Prove $ \sqrt{\arctan(x)} = (1/2) \arccos((1-x)/(1+x))$

Question

$$ \sqrt{\arctan(x)} = \dfrac{1}{2} \arccos\left(\dfrac{1-x}{1+x}\right)$$

I have been trying to solve this problem for the past hour, but I'm not able to solve it as I have just started solving difficult trigonometric problems. I'm not able to get any logic to solve this problem. I'm not able to put any trigonometric formula to solve this please help.

Answer 1

The statement isn't true.
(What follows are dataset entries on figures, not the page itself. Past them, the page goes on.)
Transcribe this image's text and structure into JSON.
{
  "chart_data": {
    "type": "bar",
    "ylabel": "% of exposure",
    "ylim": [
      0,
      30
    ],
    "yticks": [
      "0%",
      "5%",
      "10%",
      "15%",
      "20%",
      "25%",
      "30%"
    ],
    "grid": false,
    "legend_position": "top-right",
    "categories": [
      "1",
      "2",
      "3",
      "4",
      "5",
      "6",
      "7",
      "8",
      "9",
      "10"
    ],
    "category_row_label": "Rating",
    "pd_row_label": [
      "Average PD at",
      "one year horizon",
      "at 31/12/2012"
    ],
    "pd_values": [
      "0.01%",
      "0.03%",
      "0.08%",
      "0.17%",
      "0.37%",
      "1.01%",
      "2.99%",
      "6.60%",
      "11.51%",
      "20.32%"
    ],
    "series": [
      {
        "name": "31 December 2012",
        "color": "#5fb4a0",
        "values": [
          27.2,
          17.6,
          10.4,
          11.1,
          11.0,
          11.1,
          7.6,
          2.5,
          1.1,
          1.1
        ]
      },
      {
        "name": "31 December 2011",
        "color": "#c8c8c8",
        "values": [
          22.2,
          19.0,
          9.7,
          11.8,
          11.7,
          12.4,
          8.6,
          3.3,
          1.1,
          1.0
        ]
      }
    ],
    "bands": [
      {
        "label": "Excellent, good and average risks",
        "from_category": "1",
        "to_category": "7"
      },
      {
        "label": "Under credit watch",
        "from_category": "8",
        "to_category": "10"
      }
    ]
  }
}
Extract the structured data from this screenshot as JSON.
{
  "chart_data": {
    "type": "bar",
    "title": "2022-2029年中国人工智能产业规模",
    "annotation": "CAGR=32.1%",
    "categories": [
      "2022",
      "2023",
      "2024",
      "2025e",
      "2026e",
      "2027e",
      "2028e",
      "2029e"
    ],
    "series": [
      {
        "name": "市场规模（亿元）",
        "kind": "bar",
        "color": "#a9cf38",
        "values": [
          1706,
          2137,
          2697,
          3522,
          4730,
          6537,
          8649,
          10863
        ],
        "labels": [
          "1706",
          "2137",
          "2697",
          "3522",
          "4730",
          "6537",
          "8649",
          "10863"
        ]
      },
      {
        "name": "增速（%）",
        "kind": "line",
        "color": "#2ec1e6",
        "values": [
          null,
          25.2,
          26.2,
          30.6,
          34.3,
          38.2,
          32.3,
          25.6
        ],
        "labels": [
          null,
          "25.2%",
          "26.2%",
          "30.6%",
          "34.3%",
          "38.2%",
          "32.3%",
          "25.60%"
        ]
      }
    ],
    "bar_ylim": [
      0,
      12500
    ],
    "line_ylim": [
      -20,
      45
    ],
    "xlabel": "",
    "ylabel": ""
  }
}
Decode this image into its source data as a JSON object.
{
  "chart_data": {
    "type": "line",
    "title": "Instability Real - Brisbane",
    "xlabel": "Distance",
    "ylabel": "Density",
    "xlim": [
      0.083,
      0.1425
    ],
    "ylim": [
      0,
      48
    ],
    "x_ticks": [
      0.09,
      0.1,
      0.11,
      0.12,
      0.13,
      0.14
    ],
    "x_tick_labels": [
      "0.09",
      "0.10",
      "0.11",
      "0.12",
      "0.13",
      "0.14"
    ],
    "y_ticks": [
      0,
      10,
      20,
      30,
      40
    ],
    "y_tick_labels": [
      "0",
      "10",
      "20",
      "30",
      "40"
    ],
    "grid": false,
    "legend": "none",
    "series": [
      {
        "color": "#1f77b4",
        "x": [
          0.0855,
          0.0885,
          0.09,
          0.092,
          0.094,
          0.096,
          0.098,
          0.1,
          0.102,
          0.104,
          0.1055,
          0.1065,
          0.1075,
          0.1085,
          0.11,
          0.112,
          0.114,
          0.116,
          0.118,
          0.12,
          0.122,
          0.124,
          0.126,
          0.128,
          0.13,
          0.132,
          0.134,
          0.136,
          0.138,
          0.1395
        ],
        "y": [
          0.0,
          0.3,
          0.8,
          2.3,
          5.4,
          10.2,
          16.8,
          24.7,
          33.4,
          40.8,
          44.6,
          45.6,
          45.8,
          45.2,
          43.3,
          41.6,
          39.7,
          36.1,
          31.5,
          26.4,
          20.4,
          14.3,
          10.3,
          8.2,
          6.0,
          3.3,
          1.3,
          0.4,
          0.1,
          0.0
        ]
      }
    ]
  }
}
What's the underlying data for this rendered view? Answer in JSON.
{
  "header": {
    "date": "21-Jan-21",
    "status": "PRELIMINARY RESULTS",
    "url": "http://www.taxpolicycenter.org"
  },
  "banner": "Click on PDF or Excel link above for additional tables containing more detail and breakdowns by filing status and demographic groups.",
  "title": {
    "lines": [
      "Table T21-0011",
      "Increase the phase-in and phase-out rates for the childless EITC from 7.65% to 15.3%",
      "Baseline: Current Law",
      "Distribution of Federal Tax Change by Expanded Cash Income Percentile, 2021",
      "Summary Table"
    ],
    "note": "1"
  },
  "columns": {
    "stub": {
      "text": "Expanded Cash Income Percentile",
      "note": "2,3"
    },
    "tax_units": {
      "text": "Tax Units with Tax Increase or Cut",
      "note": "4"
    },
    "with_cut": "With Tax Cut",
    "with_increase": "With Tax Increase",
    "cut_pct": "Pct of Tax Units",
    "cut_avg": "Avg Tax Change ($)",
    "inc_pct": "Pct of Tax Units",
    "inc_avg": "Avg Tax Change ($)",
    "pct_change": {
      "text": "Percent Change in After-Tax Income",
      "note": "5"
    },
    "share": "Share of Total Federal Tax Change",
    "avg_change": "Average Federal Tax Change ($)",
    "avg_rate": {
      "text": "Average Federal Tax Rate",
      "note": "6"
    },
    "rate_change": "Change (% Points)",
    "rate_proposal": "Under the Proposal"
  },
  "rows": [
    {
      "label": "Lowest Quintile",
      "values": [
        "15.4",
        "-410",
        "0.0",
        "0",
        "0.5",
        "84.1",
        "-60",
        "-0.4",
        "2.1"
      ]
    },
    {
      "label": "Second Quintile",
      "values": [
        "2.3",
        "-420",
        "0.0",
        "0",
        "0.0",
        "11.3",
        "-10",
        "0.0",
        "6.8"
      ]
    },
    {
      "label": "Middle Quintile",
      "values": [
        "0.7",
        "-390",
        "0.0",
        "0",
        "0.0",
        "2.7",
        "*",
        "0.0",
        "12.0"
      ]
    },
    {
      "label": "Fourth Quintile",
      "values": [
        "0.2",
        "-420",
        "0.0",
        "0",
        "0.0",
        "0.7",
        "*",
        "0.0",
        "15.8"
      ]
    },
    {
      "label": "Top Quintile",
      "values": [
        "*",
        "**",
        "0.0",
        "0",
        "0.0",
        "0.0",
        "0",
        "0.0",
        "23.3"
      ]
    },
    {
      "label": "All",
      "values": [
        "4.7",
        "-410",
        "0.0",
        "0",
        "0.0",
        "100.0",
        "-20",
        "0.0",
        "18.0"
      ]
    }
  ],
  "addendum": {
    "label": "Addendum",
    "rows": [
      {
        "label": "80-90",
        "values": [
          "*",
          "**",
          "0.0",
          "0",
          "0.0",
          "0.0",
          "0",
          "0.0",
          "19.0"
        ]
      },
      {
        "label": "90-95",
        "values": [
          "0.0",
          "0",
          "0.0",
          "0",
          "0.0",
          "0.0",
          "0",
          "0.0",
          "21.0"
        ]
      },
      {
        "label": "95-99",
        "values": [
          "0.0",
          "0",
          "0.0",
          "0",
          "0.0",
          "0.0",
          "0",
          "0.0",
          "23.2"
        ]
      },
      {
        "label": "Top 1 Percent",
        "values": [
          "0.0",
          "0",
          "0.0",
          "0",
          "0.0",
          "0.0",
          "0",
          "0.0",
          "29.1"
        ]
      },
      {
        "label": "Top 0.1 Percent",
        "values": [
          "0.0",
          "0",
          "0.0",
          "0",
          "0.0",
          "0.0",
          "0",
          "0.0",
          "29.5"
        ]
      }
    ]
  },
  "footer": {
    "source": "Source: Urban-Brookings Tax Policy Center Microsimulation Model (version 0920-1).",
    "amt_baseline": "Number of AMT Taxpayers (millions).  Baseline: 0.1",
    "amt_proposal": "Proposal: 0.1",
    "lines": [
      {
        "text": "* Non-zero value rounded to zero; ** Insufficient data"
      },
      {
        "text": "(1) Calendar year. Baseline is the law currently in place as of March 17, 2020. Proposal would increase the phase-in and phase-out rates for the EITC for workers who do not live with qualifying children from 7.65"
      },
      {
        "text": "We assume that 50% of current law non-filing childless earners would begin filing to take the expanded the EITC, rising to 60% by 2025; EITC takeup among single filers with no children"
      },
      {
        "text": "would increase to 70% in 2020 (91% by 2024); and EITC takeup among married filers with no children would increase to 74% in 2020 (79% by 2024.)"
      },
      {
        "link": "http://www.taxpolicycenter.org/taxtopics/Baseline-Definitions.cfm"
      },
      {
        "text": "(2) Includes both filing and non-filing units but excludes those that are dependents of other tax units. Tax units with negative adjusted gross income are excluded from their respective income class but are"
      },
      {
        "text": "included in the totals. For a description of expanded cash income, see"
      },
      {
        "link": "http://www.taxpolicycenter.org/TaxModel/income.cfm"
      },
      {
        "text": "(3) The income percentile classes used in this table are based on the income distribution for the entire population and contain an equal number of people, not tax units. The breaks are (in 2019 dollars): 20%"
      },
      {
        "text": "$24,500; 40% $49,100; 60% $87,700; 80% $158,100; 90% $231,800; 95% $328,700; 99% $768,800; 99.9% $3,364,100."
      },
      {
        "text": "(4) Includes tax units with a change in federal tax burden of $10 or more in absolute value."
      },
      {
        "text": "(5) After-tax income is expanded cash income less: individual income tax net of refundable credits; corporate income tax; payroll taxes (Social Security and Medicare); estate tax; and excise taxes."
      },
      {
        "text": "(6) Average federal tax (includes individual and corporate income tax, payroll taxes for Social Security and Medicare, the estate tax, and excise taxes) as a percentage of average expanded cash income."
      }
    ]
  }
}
For instance you can plot the difference or compute an asymptotic expansion of the difference in $0$ :

$$\frac{2\,{x}^{\frac{3}{2}}}{3}-\frac{11\,{x}^{\frac{5}{2}}}{15}+\frac{2\,{x}^{\frac{7}{2}}}{7}+\cdots$$

Answer 2

Here is 2-steps plan:

1. Salvage your accept rate from its current appalling value.
2. Prove that $$ \arctan(\sqrt{x}) = \frac{1}{2} \arccos\left(\dfrac{1-x}{1+x}\right). $$

Answer 3

I seem to recall first proving this identity as follows:

• Compute the derivatives of the left and right sides and show that those are the same, so the left and right sides differ by a constant; then
• Show that they're equal at $x=0$, so that constant must be $0$.

It should also be possible to prove it as a corollary of other trigonometric identities and/or basic geometry.